Treating People Uniquely

Recently I was reflecting on a quiet transformation that has taken place from how I make “people decisions” now, compared to when I was a young. Looking back, I made both good and bad decisions but the ones I remember most are the ones where I wish I had done things differently.

The instance that bothers me most took place in the mid 70’s when I was an educational consultant responsible for evaluating marginally performing kids. I was scheduled for an after school evaluation with a student when I inadvertently walked into the wrong room, where I saw a teacher’s aide smoking a joint in the empty classroom. I barely knew the man but was aware that he was a recently returned Vietnam vet who had lost an arm during the war.  How did I react? We locked eyes; neither of us said anything and I quietly backed out of the room. Without hesitation I went straight to the principal’s office to report what I had seen.  The consequence of my response, as you might have guessed, led to his firing.

I have always wanted a “do over” for the hasty decision I made that day. Why did I not talk with him first, hear his story, and learn something about his pain?
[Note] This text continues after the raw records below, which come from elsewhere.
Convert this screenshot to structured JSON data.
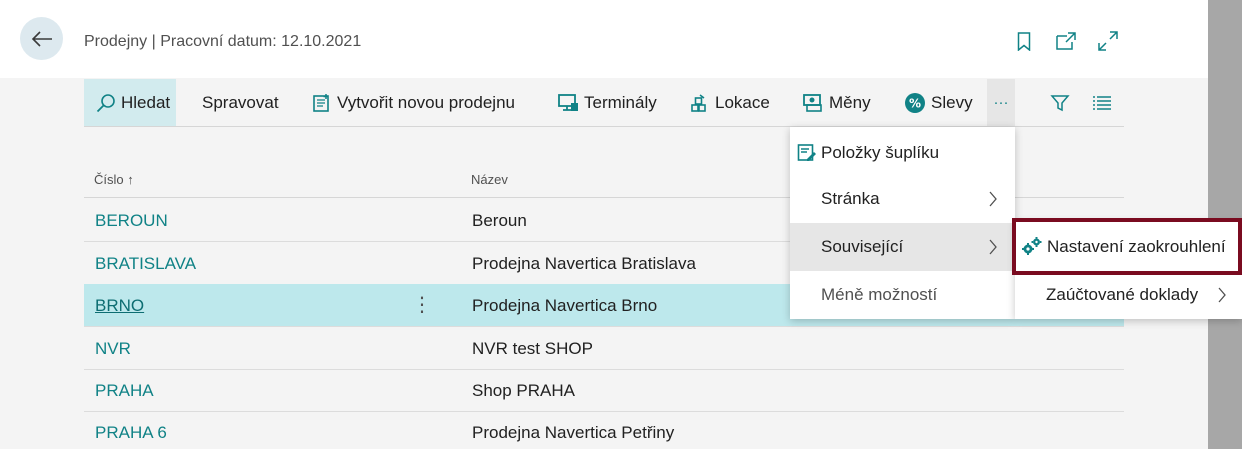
{
  "header": {
    "title": "Prodejny | Pracovní datum: 12.10.2021"
  },
  "toolbar": {
    "search": "Hledat",
    "manage": "Spravovat",
    "new_store": "Vytvořit novou prodejnu",
    "terminals": "Terminály",
    "locations": "Lokace",
    "currencies": "Měny",
    "discounts": "Slevy",
    "more": "···"
  },
  "grid": {
    "col_code": "Číslo ↑",
    "col_name": "Název",
    "rows": [
      {
        "code": "BEROUN",
        "name": "Beroun"
      },
      {
        "code": "BRATISLAVA",
        "name": "Prodejna Navertica Bratislava"
      },
      {
        "code": "BRNO",
        "name": "Prodejna Navertica Brno"
      },
      {
        "code": "NVR",
        "name": "NVR test SHOP"
      },
      {
        "code": "PRAHA",
        "name": "Shop PRAHA"
      },
      {
        "code": "PRAHA 6",
        "name": "Prodejna Navertica Petřiny"
      }
    ],
    "row_menu": "⋮"
  },
  "menu": {
    "drawer_items": "Položky šuplíku",
    "page": "Stránka",
    "related": "Související",
    "fewer": "Méně možností"
  },
  "submenu": {
    "rounding_setup": "Nastavení zaokrouhlení",
    "posted_docs": "Zaúčtované doklady"
  },
  "colors": {
    "accent": "#108286",
    "selected_row": "#bde8ec",
    "highlight_box": "#7a0b20"
  }
}
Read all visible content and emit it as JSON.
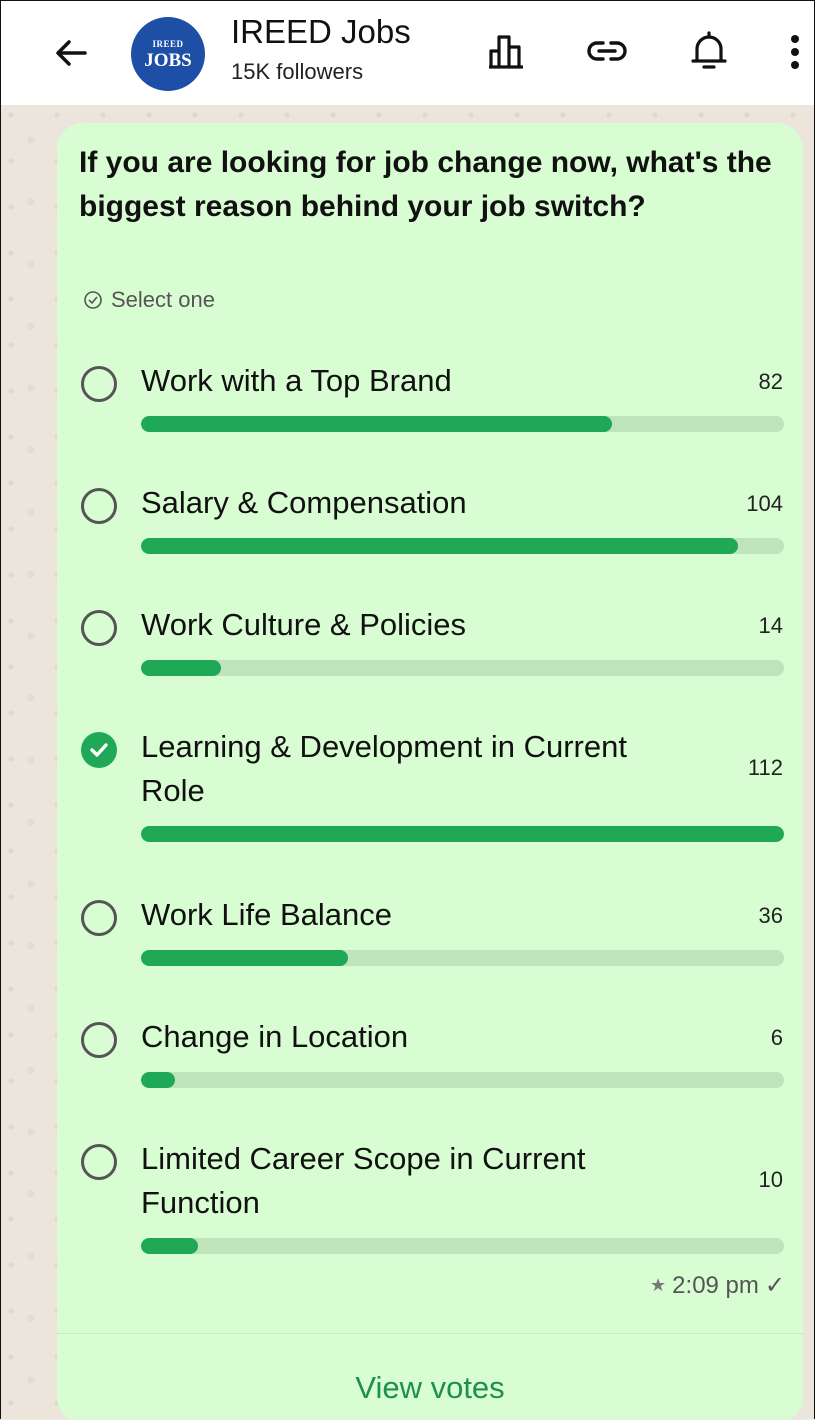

For years I was reminded of my quick judgment because this man became a homeless vet. I know this because I would see him from time to time around town: a painful reminder that I could have put my principles down to learn more about his story and perhaps gain some empathy.  His decision to smoke marijuana on school grounds was a bad one but my decision to quickly report his misdeed prevented him from having an opportunity to get another chance.

As an INTP, my dominant introverted thinking judgment is my best ally for solving problems and making decisions. However, when it comes to people problems determining what is “right” or “logical” does not always deliver the ideal result. A leader needs the solid foundation of good policies and procedures but equally important is having the good judgment to know when to evaluate a problem from a human perspective.

I will always be a thinking decision maker but that does not mean that I am not aware that taking a course of action without taking the other person’s situation or perspective into account can lead to sad outcomes. The hard lessons of life…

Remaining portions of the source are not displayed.